The Lexicocalorimeter: Gauging public health through caloric input and output on social media [arXiv] [PLoS ONE]

Sharon E. Alajajian, Jake R. Williams, Andrew J. Reagan, Stephen C. Alajajian, Morgan R. Frank, Lewis Mitchell, Jacob Lahne, Christopher M. Danforth, and Peter Sheridan Dodds

Explore the paper interactively at panometer.org

Abstract

We propose and develop a Lexicocalorimeter, an online, interactive instrument for measuring the "caloric content" of social media and other large-scale texts. We do so by constructing extensive yet improvable tables of food and activity related phrases, and respectively assigning them with estimates of caloric intake and expenditure. We show that for Twitter, our naive measures of "caloric output", "caloric input", and the ratio of these measures—"caloric balance"—are all strong correlates with health and well-being demographics for the contiguous United States.
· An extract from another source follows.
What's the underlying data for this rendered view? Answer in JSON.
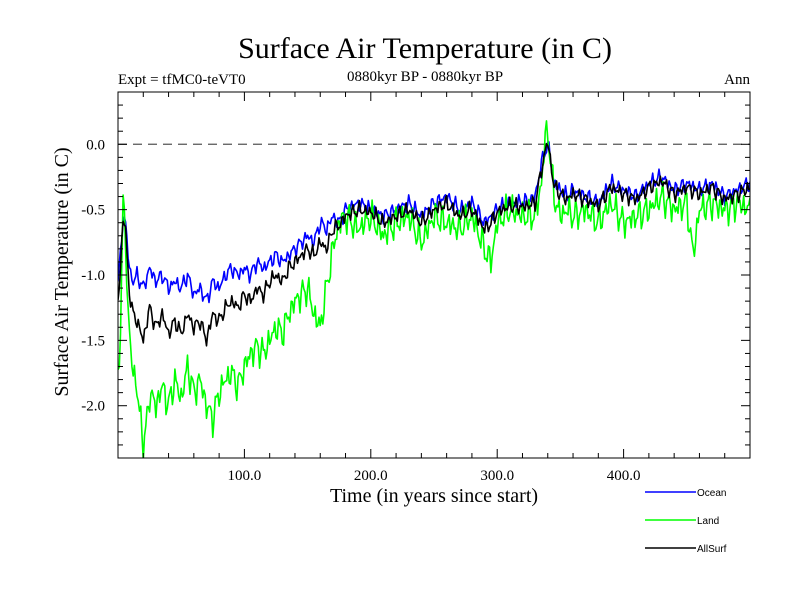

Our caloric balance measure, which outperforms both its constituent quantities, provides a real-time signal reflecting a population's health and has the potential to be used alongside traditional survey data in the development of public policy and collective self-awareness. Because our Lexicocalorimeter is a linear superposition of principled phrase scores, we also show we can move beyond correlations to explore what people talk about in collective detail, and assist in the understanding and explanation of how population-scale conditions vary, a capacity unavailable to black-box type methods.